Mrs. Debose’ head moved slowly from side to side. Her lips were wet. From time to time, she opened her mouth wide. Suddenly, the alarm clock that stood on the bedside table went off and Jessie came in.
«It’s time for her medicine,» she said. «You all go home.»
It was only three forty-five when we got home, so Jem and I played in the back yard until it was time to meet Atticus. Atticus had two yellow pencils for me and a football magazine for Jem. I think it was a silent reward for our first day’s session with Mrs. Dubose.
And so it went on: every afternoon we went to Mrs. Debose’s house; Jem read to her; she corrected him, then her fits started, then the alarm clock rang, and Jessy told us to go home.
Every day the alarm clock went off later and later, and then the day came when it didn’t ring at all. Mrs. Dubose didn’t have any fits and let us go home with the words «That’ll do.»
One afternoon, when Mrs. Dubose said, «That’ll do,» she added, «And that’s all. Good-day to you.»
It was over. We were free. It was spring. The days grew longer, and we had more time to play.
Over a month passed. Mrs. Dubose was never on the porch any more when we passed by.
One evening, Atticus was called to Mrs. Dubose’s. It was long past my bedtime when he came home.
«What’d she want?» asked Jem.
«She’s dead, son,» said Atticus. «She died a few minutes ago.»
«Oh,» said Jem. «Well.»
«Well is right,» said Atticus. «She’s not suffering any more. She was sick for a long time. Son, didn’t you know what her fits were?»
Jem shook his head.
Atticus explained that Mrs. Dubose had taken morphine as a painkiller for years and had become a morphine addict. When Dr. Reynolds told her she had only a few months to live, she asked Atticus to make her will. Her business affairs were in perfect order but she said, «There’s still one thing out of order.»
She said she was going to leave this world bound to nothing and nobody.
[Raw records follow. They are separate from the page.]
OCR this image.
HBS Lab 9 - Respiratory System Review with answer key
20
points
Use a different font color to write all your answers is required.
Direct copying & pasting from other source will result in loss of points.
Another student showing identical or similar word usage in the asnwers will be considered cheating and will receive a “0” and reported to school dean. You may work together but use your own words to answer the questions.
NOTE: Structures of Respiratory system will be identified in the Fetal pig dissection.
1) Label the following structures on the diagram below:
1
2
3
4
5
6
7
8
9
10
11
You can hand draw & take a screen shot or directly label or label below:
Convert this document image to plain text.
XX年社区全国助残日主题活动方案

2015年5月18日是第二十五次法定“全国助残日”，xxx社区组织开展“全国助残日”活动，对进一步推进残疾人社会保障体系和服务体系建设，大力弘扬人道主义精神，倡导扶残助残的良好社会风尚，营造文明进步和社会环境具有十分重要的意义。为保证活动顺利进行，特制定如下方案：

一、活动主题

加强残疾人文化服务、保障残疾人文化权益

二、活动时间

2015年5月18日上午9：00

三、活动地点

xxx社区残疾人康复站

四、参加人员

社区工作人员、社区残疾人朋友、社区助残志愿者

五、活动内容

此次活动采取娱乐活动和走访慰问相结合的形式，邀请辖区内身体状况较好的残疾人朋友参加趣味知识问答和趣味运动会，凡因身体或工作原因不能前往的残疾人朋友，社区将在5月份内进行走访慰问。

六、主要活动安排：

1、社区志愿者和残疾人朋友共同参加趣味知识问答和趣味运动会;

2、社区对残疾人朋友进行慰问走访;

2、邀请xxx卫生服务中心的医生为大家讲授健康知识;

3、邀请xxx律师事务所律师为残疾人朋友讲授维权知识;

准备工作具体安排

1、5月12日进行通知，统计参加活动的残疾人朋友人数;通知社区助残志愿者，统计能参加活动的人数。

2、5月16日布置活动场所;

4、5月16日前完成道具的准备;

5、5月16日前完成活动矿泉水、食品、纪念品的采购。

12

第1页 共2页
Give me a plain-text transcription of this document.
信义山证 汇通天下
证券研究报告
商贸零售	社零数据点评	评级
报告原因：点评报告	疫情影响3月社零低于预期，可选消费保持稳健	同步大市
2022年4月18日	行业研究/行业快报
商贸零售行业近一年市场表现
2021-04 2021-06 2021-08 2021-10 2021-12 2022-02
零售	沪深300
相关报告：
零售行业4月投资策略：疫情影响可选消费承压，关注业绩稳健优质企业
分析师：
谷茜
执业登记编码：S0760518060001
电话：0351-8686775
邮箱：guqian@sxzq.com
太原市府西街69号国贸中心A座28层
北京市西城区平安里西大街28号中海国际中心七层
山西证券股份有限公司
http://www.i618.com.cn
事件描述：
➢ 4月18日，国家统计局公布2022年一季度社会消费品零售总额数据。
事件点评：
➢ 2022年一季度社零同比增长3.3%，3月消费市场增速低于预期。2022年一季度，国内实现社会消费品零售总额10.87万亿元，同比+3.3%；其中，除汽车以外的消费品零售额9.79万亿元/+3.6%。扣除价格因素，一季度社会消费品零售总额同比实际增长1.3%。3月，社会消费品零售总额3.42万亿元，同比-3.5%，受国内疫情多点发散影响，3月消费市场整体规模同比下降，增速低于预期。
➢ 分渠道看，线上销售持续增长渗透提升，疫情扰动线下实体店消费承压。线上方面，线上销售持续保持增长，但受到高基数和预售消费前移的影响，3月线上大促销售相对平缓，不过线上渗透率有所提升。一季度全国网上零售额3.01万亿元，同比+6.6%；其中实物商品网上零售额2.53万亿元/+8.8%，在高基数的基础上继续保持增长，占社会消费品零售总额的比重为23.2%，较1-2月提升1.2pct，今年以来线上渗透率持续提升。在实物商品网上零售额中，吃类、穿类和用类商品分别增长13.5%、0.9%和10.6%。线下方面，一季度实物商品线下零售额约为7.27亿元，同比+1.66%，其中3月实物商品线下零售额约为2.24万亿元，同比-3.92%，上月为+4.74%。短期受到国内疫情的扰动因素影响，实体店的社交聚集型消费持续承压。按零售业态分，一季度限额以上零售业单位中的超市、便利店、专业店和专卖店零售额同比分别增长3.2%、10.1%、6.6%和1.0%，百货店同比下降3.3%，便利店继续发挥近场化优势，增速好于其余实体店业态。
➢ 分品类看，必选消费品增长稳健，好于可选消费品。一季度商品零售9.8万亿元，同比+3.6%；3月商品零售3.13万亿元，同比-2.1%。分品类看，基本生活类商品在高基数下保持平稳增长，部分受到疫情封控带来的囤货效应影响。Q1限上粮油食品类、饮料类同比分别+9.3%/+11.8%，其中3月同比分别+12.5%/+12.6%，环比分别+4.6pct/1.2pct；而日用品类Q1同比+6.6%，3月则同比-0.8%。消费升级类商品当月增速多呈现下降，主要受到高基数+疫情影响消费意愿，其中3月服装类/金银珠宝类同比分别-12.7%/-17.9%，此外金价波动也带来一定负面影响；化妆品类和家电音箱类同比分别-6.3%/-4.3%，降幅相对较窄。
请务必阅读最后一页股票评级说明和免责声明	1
She wanted to break herself of her addiction before she died, and she did it. While Jem was reading to her, she could listen to him at first, but when the pain grew stronger, all her will power was concentrated on that alarm clock.
Jem asked, «Did she die free?»
«As the mountain air,» said Atticus.
Atticus said that the main reason why he had made Jem go and read to Mrs. Debose was because he wanted to show him what real courage was — not a man with a gun in his hand. «It’s when you know you’re licked before you begin but you begin anyway and you go to the end no matter what. You seldom win, but sometimes you do. Mrs. Dubose won. According to her views, she died bound to nothing and nobody. She was the bravest person I ever knew.»